Em comunicado interno, a diretora de recursos humanos da Microsoft, Amy Coleman, tentou deixar claro que as funções eliminadas nesta rodada não estão sendo diretamente substituídas por sistemas de inteligência artificial. Ainda assim, a executiva reconheceu que a tecnologia está mudando a rotina de trabalho dentro da empresa, uma admissão que reforça o debate público sobre até que ponto os cortes recentes em grandes empresas de tecnologia realmente têm relação direta com a automação de tarefas antes feitas por pessoas.
Um padrão que já vinha sendo sinalizado pelo mercado antes do anúncio oficial
Antes mesmo da confirmação oficial, veículos de tecnologia já vinham noticiando que a Microsoft se preparava para anunciar uma nova onda de cortes, com estimativas que chegavam a cinco mil funcionários, segundo informações do Business Insider. Esse número é próximo do total finalmente confirmado pela empresa e reforça que o movimento não foi uma decisão repentina, mas parte de um processo de reestruturação que já estava em análise interna havia semanas. A companhia soma hoje algo em torno de 220 mil funcionários no mundo todo, o que ajuda a contextualizar o tamanho proporcional dos cortes anunciados.

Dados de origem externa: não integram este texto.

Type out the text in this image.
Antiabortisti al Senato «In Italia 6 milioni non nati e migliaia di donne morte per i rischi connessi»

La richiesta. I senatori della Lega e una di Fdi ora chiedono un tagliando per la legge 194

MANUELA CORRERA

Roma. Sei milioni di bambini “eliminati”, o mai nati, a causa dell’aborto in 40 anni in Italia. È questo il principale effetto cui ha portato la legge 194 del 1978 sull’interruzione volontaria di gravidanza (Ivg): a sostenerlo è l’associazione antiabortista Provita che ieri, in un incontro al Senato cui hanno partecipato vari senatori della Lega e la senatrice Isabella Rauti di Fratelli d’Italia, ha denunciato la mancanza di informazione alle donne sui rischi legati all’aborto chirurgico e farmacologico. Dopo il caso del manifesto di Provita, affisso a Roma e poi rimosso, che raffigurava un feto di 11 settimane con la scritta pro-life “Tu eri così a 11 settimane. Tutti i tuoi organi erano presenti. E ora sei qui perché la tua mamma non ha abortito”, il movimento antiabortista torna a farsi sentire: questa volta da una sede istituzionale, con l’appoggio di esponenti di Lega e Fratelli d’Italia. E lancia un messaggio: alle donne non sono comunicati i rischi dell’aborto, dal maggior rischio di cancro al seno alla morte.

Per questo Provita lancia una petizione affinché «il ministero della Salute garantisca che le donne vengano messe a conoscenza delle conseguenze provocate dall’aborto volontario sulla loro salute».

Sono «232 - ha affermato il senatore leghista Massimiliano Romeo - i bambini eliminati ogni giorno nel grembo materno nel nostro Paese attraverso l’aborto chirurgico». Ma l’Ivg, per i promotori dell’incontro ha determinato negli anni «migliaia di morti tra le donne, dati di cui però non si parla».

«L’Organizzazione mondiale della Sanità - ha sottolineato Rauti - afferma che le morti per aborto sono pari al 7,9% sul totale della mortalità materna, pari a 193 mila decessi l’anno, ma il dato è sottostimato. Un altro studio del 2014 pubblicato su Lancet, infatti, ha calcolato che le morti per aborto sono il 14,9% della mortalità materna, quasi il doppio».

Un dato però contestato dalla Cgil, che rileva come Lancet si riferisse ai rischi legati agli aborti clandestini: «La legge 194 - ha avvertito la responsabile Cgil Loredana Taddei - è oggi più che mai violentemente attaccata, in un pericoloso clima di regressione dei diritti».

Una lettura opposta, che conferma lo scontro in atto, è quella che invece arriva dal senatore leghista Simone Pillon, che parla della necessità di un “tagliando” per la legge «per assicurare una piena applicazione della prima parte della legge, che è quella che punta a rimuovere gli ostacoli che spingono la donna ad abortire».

Vale lembrar que a própria Microsoft já havia reduzido cerca de 4% de sua força de trabalho em julho de 2025, em uma rodada anterior de ajustes. Essa sequência de cortes ano após ano indica que o processo de reorganização interna da empresa é contínuo, e não um episódio isolado motivado apenas por um fator específico. Segundo analistas do mercado financeiro, a leitura mais precisa não é de que o setor de tecnologia esteja encolhendo, mas sim de que ele deixou de crescer no mesmo ritmo acelerado de alguns anos atrás, justamente porque grande parte dos investimentos está sendo redirecionada para infraestrutura de inteligência artificial.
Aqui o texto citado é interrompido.